A saída está indiciada numa cena em abismo no meio do romance, que antecipa o próprio romance que estamos lendo: os amigos decidem escrever uma peça – que acaba (mal) escrita e censurada – para denunciar e protestar contra a opressão política; ocorre que de início a peça não está saindo e Nei pondera que a discussão para a escrita pode ser a própria peça: “Está divertido. Essa preparação para a peça daria outra peça, talvez melhor do que a própria. Ou então: a peça nem chegaria a ser escrita”. E o romance que Nei escreverá (e que Vilela escreveu) é justamente a história da preparação para o romance, talvez melhor do que o próprio, relação entre a obra planejada ou desejada e a obra vicária e precária que acabou saindo, mas por isso mesmo mais visceral. No final da narrativa, diz o protagonista que irá retomar o romance e, quem sabe, conseguir escrevê-lo; de fato, é isso que acontecerá: depois de tanta negação, ele finalmente se encaminhará para seu encontro marcado.

Mas para além desse romance, a mesma personagem aparece em diferentes contos e novelas, com outros nomes e roupas, não sem um sentimento de desconcerto que se traduz num olhar solidário (da personagem ou do autor que subjaz ao texto) a outros viventes igualmente sofridos – as mulheres, os velhos, as crianças, os que passam por alguma tragédia. No caso das primeiras, trata-se de um olhar feminino que deixa ver uma condição de opressão num mundo que vai deixando de ser patriarcal; no caso dos segundos, o sentimento de rejeição, de inutilidade, num mundo que vai ficando cada vez mais jovem. Tudo isso filtrado por um olhar melancólico, que não deixa de se disfarçar muitas vezes em humor.

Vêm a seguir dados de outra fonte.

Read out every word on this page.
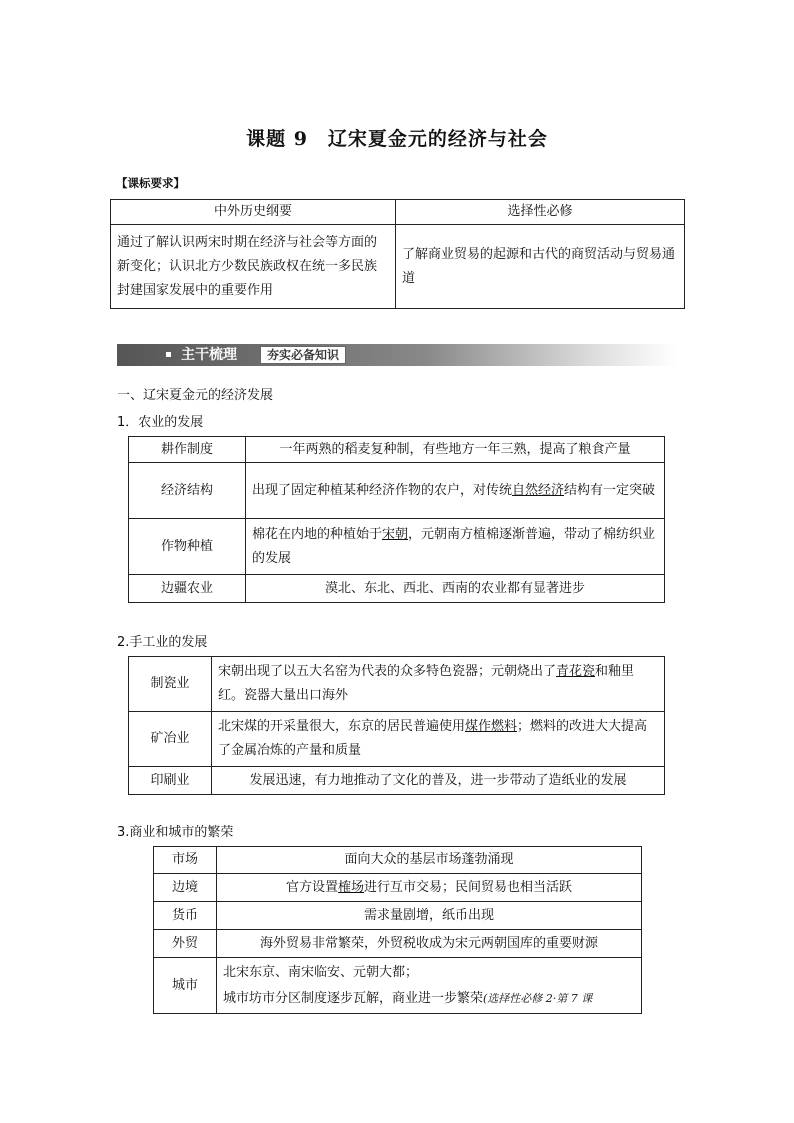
课题 9　辽宋夏金元的经济与社会
【课标要求】
中外历史纲要	选择性必修
通过了解认识两宋时期在经济与社会等方面的新变化；认识北方少数民族政权在统一多民族封建国家发展中的重要作用	了解商业贸易的起源和古代的商贸活动与贸易通道
主干梳理	夯实必备知识
一、辽宋夏金元的经济发展
1．农业的发展
耕作制度	一年两熟的稻麦复种制，有些地方一年三熟，提高了粮食产量
经济结构	出现了固定种植某种经济作物的农户，对传统自然经济结构有一定突破
作物种植	棉花在内地的种植始于宋朝，元朝南方植棉逐渐普遍，带动了棉纺织业的发展
边疆农业	漠北、东北、西北、西南的农业都有显著进步
2.手工业的发展
制瓷业	宋朝出现了以五大名窑为代表的众多特色瓷器；元朝烧出了青花瓷和釉里红。瓷器大量出口海外
矿冶业	北宋煤的开采量很大，东京的居民普遍使用煤作燃料；燃料的改进大大提高了金属冶炼的产量和质量
印刷业	发展迅速，有力地推动了文化的普及，进一步带动了造纸业的发展
3.商业和城市的繁荣
市场	面向大众的基层市场蓬勃涌现
边境	官方设置榷场进行互市交易；民间贸易也相当活跃
货币	需求量剧增，纸币出现
外贸	海外贸易非常繁荣，外贸税收成为宋元两朝国库的重要财源
城市	北宋东京、南宋临安、元朝大都；
城市坊市分区制度逐步瓦解，商业进一步繁荣(选择性必修 2·第 7 课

Não vai sem crítica um comentário à prosa do autor, pois a questão é saber o quanto do que estava preso ao momento (“estão falando de você”) não envelheceu com o tempo. Um incômodo evidente a muitos leitores (e a mim) é certo vezo do escritor em buscar um final impactante, que se traduz em revelação algo suspeita ou mesmo em carga patética. Por razões de gênero, isso é mais comum no conto que no romance, mas ainda assim – e por justiça com o autor – é necessário fazer uma leitura modulada do problema. De qualquer modo, sua linguagem sempre às voltas com um coloquial desataviado, seu diálogo que tantas vezes a crítica elogiou, o olhar de ternura para criaturas indefesas ou deslocadas são ainda motivos para seduzir novos e jovens leitores que acabarão sentindo-se personagens do autor.